Abstract

Static bug detection tools help developers detect problems in the code, including bad programming practices and potential defects. However, it is known that static bug detectors remain underutilized due to various reasons. Recent advances to incorporate static bug detectors in modern software development workflows, such as in code review and continuous integration, are shown capable of better motivating developers to fix the reported warnings on the fly. A proper mechanism to track the evolution of the reported warnings can better support such integration. Moreover, tracking the static code warnings will benefit many downstream software engineering tasks, such as learning the fix patterns for automated program repair and learning which warnings are of more interest, so they can be prioritized automatically. Hence, precisely tracking the warnings by static bug detectors is critical to improve the utilization of static bug detectors further.
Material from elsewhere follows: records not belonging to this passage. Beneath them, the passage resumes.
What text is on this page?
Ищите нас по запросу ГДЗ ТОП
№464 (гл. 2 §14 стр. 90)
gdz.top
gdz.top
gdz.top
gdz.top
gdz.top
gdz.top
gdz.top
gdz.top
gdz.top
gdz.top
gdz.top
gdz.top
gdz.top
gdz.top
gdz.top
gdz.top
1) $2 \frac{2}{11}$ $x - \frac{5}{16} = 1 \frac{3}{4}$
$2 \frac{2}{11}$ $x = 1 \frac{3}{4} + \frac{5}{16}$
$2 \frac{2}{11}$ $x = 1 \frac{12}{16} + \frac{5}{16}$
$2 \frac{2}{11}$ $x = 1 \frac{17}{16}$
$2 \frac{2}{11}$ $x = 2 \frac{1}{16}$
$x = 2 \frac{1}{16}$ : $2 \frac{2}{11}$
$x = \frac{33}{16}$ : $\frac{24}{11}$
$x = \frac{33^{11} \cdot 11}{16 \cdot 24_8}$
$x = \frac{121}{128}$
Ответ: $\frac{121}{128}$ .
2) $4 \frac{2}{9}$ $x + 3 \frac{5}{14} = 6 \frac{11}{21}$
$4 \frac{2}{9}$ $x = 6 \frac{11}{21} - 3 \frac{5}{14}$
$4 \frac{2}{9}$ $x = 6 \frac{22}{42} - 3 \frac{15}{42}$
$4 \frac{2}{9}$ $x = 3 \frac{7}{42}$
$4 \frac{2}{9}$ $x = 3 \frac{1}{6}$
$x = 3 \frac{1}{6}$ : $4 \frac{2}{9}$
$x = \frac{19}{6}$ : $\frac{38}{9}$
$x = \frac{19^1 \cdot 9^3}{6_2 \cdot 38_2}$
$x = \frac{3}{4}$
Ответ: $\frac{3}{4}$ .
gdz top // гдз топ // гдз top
In this thesis, we study the effectiveness of the state-of-the-art (SOA) solution in tracking the warnings by static bug detectors and propose a better solution based on our analysis of the insufficiencies of the SOA solution. In particular, we examined over 2000 commits in four large-scale open-source systems (i.e., JClouds, Kafka, Spring-boot, and Guava) and crafted a dataset of 3,452 static code warnings by two static bug detectors (i.e., Spotbugs and PMD). We manually uncover the ground-truth evolution status of the static warnings: persistent, resolved, or newly-introduced. Moreover, upon manual analysis, we identified the main reasons behind the insufficiencies of the SOA solution. Finally, we propose a better approach to improve the tracking of static warnings over software development history. Our evaluation shows that our proposed approach provides a significant improvement in terms of the precision of the tracking, i.e., from 66.9% to 90.0%.